1069 - 1623

Be wary of trying to kill two birds with one stone

Palmer v Cornwall County Council [2009] EWCA Civ 456

A pupil aged 14 was hit in the eye by a rock thrown at a sea gull by another pupil. The accident happened during the school lunch break. An action was raised against the local education authority and proceeded to a trial on liability only. The claimant relied on the Occupiers Liability Act and also common law.

The claimant failed at first instance, but appealed the common law case. The Court of Appeal found the local authority to be negligent on the basis of inadequate supervision.

The school arrangement was that the pupils ate their lunch indoors and then would go outside for a period of free time, when they could play games or relax. As the injured boy was aged 14, this meant he played at a designated area for years 9 and 10 at one end of a field. The opposite end was designated for years 7 and 8. Supervision of the play areas on the field was organised on a rota basis and was carried out by dinner ladies. There were two dinner ladies on duty but they agreed between them that one would be responsible for supervision outside and the other for supervision indoors, moving to the outside as the building emptied of pupils.

At first instance, the critical areas of dispute were (1) the number of pupils under the supervision of the one supervisor; (2) the appropriate ratio of supervisor to pupils so as to provide proper supervision; (3) whether, as certain of the witnesses maintained, throwing stones had occurred on a number of occasions prior to this incident; (4) the length of time over which stones were being thrown on the day in question; and (5) whether this incident would have happened even with additional supervision.

On appeal, the court held that it would not be possible to say that a certain ratio must be adhered to in each and every case; all must depend on the circumstances and the assessment of risks.
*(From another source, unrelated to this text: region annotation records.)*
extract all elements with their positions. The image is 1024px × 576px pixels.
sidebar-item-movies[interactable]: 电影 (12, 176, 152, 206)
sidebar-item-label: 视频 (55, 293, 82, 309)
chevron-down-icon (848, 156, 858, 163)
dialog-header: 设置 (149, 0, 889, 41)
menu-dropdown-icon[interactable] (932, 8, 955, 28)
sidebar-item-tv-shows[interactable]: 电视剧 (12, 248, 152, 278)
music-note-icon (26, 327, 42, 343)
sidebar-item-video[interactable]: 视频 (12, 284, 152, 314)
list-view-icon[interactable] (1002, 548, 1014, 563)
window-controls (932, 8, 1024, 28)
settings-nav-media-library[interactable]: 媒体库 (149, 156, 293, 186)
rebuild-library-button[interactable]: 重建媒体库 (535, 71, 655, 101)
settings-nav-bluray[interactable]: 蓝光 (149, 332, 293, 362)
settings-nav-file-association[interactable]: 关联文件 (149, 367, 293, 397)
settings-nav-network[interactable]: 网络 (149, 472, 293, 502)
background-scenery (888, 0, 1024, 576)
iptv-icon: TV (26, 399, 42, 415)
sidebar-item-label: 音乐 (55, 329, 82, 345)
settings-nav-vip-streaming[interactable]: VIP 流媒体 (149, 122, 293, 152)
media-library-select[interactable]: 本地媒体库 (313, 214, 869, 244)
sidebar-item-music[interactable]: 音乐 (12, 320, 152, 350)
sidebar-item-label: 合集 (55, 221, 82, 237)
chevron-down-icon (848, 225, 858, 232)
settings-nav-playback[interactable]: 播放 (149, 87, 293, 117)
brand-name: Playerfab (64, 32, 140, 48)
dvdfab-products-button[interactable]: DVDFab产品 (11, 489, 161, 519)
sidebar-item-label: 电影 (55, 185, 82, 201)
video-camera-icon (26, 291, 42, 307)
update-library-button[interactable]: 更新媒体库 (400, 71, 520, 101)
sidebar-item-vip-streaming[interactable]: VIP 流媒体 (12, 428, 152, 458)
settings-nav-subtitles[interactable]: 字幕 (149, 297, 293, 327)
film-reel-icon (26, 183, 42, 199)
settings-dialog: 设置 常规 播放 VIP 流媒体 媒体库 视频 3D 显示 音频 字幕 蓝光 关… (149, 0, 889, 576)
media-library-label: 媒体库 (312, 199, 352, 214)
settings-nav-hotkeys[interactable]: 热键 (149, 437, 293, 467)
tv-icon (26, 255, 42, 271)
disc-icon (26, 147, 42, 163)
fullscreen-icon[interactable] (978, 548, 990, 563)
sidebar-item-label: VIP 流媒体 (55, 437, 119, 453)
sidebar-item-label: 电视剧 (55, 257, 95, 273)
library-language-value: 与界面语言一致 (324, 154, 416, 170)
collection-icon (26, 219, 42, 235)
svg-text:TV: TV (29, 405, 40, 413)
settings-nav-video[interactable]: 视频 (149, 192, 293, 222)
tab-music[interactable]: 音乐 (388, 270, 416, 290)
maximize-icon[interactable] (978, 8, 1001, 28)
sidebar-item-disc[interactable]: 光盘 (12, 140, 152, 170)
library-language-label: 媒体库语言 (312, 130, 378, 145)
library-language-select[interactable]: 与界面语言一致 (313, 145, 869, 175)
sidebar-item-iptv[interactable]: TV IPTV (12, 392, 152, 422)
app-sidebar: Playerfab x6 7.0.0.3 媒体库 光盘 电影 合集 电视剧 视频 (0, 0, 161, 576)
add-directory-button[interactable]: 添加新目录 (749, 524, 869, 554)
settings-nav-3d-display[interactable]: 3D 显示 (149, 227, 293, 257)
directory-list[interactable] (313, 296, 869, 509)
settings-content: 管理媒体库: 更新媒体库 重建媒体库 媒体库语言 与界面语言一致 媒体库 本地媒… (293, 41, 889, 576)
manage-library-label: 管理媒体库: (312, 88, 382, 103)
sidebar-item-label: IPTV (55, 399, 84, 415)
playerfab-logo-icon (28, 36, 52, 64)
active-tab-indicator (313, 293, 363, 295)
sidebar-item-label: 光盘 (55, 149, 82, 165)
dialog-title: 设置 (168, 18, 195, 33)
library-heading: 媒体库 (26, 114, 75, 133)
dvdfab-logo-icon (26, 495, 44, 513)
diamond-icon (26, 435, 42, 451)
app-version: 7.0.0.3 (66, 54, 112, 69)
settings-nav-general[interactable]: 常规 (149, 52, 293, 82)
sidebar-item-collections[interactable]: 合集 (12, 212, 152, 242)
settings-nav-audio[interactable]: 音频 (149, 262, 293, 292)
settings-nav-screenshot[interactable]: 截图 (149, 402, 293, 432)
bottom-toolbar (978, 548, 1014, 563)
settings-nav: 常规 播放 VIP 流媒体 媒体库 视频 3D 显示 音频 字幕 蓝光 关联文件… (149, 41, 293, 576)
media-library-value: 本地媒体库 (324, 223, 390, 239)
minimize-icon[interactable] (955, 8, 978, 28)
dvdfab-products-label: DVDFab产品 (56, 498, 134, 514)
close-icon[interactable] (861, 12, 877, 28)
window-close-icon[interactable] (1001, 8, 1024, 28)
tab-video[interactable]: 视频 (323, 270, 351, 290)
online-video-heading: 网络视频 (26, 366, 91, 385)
It was accepted that younger children need closer supervision than older children, but all children need a degree of supervision. The court did not consider it was important that there should have been previous incidents.

The court held that to have one dinner lady supervisor who would be stretched to supervise over 150 pupils in years 7 and 8, only glancing occasionally at years 9 and 10, was, in their view, clearly negligent. If there were 300 pupils out in the field at the time of the incident, of which it would seem clear that well over half would be years 7 and 8, it was doubtful whether two supervisors concentrating 100% on those age groups would have been sufficient. Effectively, the children in years 9 and 10 were left unsupervised. It was also observed that since the purpose of appropriate supervision is to deter children taking part in dangerous activities, as well as to stop the dangerous activities as they do occur, a court should not be too ready to accept that the dangerous activity would have happened anyway.